Na geral individual, Raúl Alarcón terminou a prova, que completou 90 anos e que se iniciou em Lisboa e terminou em Viseu, em 41:46:24 segundos. Amaro Antunes, colega da equipa portista, foi 2.º classificado, a 1 minuto e 24 segundos. Vicente Garcia de Mateos - Louletano - foi 3.º a 5:25.

A W52 Porto venceu por equipa a 79.ª edição da prova.

"Sonho tornado realidade", disse Alarcón no final da prova. "Esta é uma prova importantíssima. Desde o primeiro fui desfrutando. A chave foi a etapa de ontem [subida à Torre], que foi um grande trabalho da nossa equipa e do nosso diretor", acrescentou o atleta de 31 anos, ouvido pelo SAPO24.

créditos: MadreMedia

Alarcón dedicou o seu triunfo à equipa, que confiou nele, e, especialmente, ao galego, vencedor da Volta em 2014 e 2015, que soube passar-lhe a ‘chefia’ da W52-FC Porto.

“Agora estou a desfrutar deste momento. Sempre disse, como na Volta, que vou dia a dia. Não posso olhar mais para a frente”, respondeu quando questionado sobre o futuro e sobre uma eventual liderança bipartida da formação ‘azul e branca’.

O vencedor da Volta recordou que trabalhou muito ao longo do ano, fez várias concentrações em altitude, e negou-se a antever uma melhoria de resultados no próximo ano.

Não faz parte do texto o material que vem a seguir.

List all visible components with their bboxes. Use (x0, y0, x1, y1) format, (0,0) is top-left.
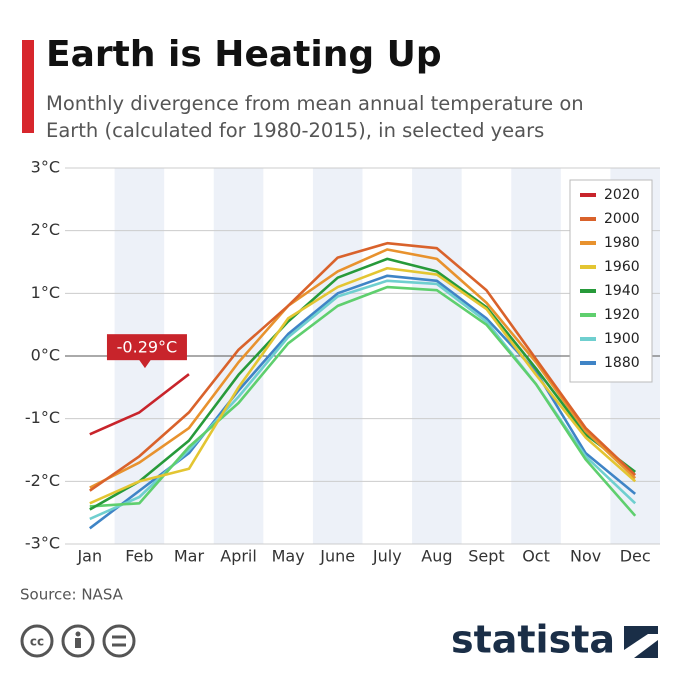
legend-label: 1960 (604, 259, 640, 275)
data-label-pointer (138, 359, 151, 369)
legend-box (569, 179, 653, 383)
x-tick-label: Feb (125, 547, 153, 566)
legend-label: 1980 (604, 235, 640, 251)
y-tick-label: 3°C (31, 158, 60, 177)
legend-label: 2000 (604, 211, 640, 227)
chart-subtitle: Monthly divergence from mean annual temp… (46, 92, 584, 142)
y-tick-label: 0°C (31, 346, 60, 365)
x-tick-label: April (220, 547, 257, 566)
x-tick-label: June (319, 547, 355, 566)
legend: 2020 2000 1980 1960 1940 1920 1900 1880 (569, 179, 653, 383)
data-label-text: -0.29°C (117, 338, 178, 357)
x-tick-label: July (372, 547, 402, 566)
legend-label: 1900 (604, 331, 640, 347)
logo: statista (451, 618, 615, 662)
y-tick-label: -3°C (25, 534, 60, 553)
svg-text:cc: cc (30, 635, 44, 649)
x-tick-label: Sept (468, 547, 504, 566)
x-tick-label: May (272, 547, 305, 566)
logo-icon (624, 626, 658, 658)
x-tick-label: Aug (421, 547, 452, 566)
data-label-box (106, 334, 187, 361)
source: Source: NASA (20, 586, 124, 604)
x-tick-label: Jan (76, 547, 102, 566)
y-tick-label: -2°C (25, 471, 60, 490)
series-line (89, 248, 637, 489)
y-tick-label: -1°C (25, 408, 60, 427)
cc-icons: cc (20, 624, 136, 658)
title-accent (22, 40, 34, 133)
chart-title: Earth is Heating Up (46, 34, 442, 75)
legend-label: 1920 (604, 307, 640, 323)
legend-label: 2020 (604, 187, 640, 203)
series-line (89, 373, 190, 436)
legend-label: 1940 (604, 283, 640, 299)
legend-label: 1880 (604, 355, 640, 371)
x-tick-label: Nov (570, 547, 601, 566)
y-tick-label: 1°C (31, 283, 60, 302)
series-line (89, 257, 636, 511)
series-line (89, 241, 637, 492)
data-label: -0.29°C (106, 334, 187, 369)
series-line (89, 285, 637, 517)
y-tick-label: 2°C (31, 220, 60, 239)
x-tick-label: Oct (522, 547, 550, 566)
x-tick-label: Mar (174, 547, 205, 566)
series-line (89, 266, 637, 505)
x-tick-label: Dec (620, 547, 651, 566)
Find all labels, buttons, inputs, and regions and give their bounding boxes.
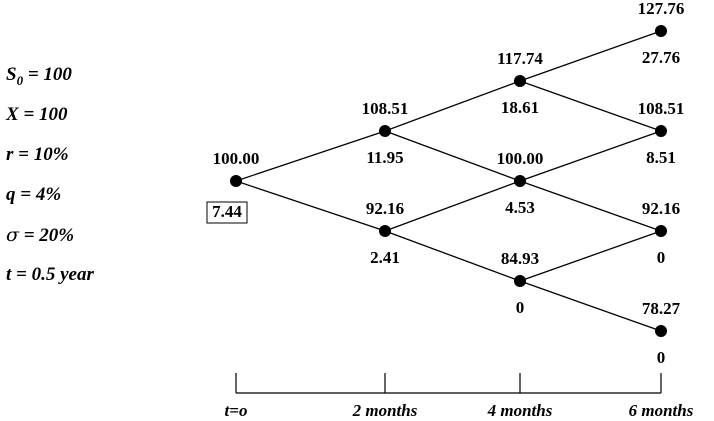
node-stock-price: 108.51 [362, 99, 409, 118]
node-stock-price: 84.93 [501, 249, 539, 268]
timeline-label: 6 months [629, 401, 694, 420]
timeline-label: t=o [225, 401, 248, 420]
node-stock-price: 100.00 [497, 149, 544, 168]
node-stock-price: 108.51 [638, 99, 685, 118]
tree-edge [384, 180, 521, 232]
timeline-label: 2 months [352, 401, 418, 420]
tree-node [655, 125, 667, 137]
param-volatility: σ = 20% [6, 224, 75, 246]
param-rate: r = 10% [6, 144, 69, 165]
node-option-value: 18.61 [501, 98, 539, 117]
tree-node [514, 275, 526, 287]
tree-edge [519, 80, 662, 132]
node-stock-price: 78.27 [642, 299, 681, 318]
tree-edge [384, 130, 521, 182]
node-stock-price: 127.76 [638, 0, 685, 18]
tree-node [655, 25, 667, 37]
tree-edge [384, 230, 521, 282]
node-option-value: 7.44 [212, 202, 242, 221]
node-option-value: 4.53 [505, 198, 535, 217]
timeline-label: 4 months [487, 401, 553, 420]
param-strike: X = 100 [6, 104, 68, 125]
node-stock-price: 92.16 [366, 199, 404, 218]
tree-edge [519, 280, 662, 332]
node-option-value: 2.41 [370, 248, 400, 267]
param-s0: S0 = 100 [6, 64, 72, 88]
node-stock-price: 92.16 [642, 199, 680, 218]
tree-node [514, 75, 526, 87]
option-value-box [206, 201, 248, 224]
tree-node [379, 225, 391, 237]
timeline-axis: t=o 2 months 4 months 6 months [225, 373, 694, 420]
tree-edges [235, 30, 662, 332]
tree-node [230, 175, 242, 187]
node-option-value: 8.51 [646, 148, 676, 167]
node-option-value: 0 [516, 298, 525, 317]
node-stock-price: 100.00 [213, 149, 260, 168]
tree-node [379, 125, 391, 137]
tree-edge [235, 180, 386, 232]
node-stock-price: 117.74 [497, 49, 543, 68]
tree-edge [519, 130, 662, 182]
tree-edge [235, 130, 386, 182]
tree-node [655, 225, 667, 237]
tree-edge [519, 180, 662, 232]
tree-node [655, 325, 667, 337]
node-option-value: 0 [657, 348, 666, 367]
param-dividend-yield: q = 4% [6, 184, 62, 205]
node-option-value: 11.95 [366, 148, 403, 167]
tree-edge [519, 230, 662, 282]
tree-node [514, 175, 526, 187]
tree-edge [384, 80, 521, 132]
param-time: t = 0.5 year [6, 264, 94, 285]
tree-edge [519, 30, 662, 82]
node-option-value: 0 [657, 248, 666, 267]
tree-nodes: 100.00 7.44 108.51 11.95 92.16 2.41 117.74 18.6… [206, 0, 685, 367]
node-option-value: 27.76 [642, 48, 680, 67]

“Quando era jovem, pensava no futuro. E depois, quando não acontecia, sofria. Estive no mais alto do ciclismo aos 20 anos e depois levei uma paulada grande. Mais vale pensar dia a dia”, defendeu, reconhecendo, no entanto, que gostava de estar presente numa Volta a Espanha.

“É algo que ainda me falta fazer. Se conseguir, ótimo. Se não, estou feliz, porque ganhei uma grande volta. Há muito talento nesta equipa. Acredito que temos qualidade para estar numa grande volta”, concluiu.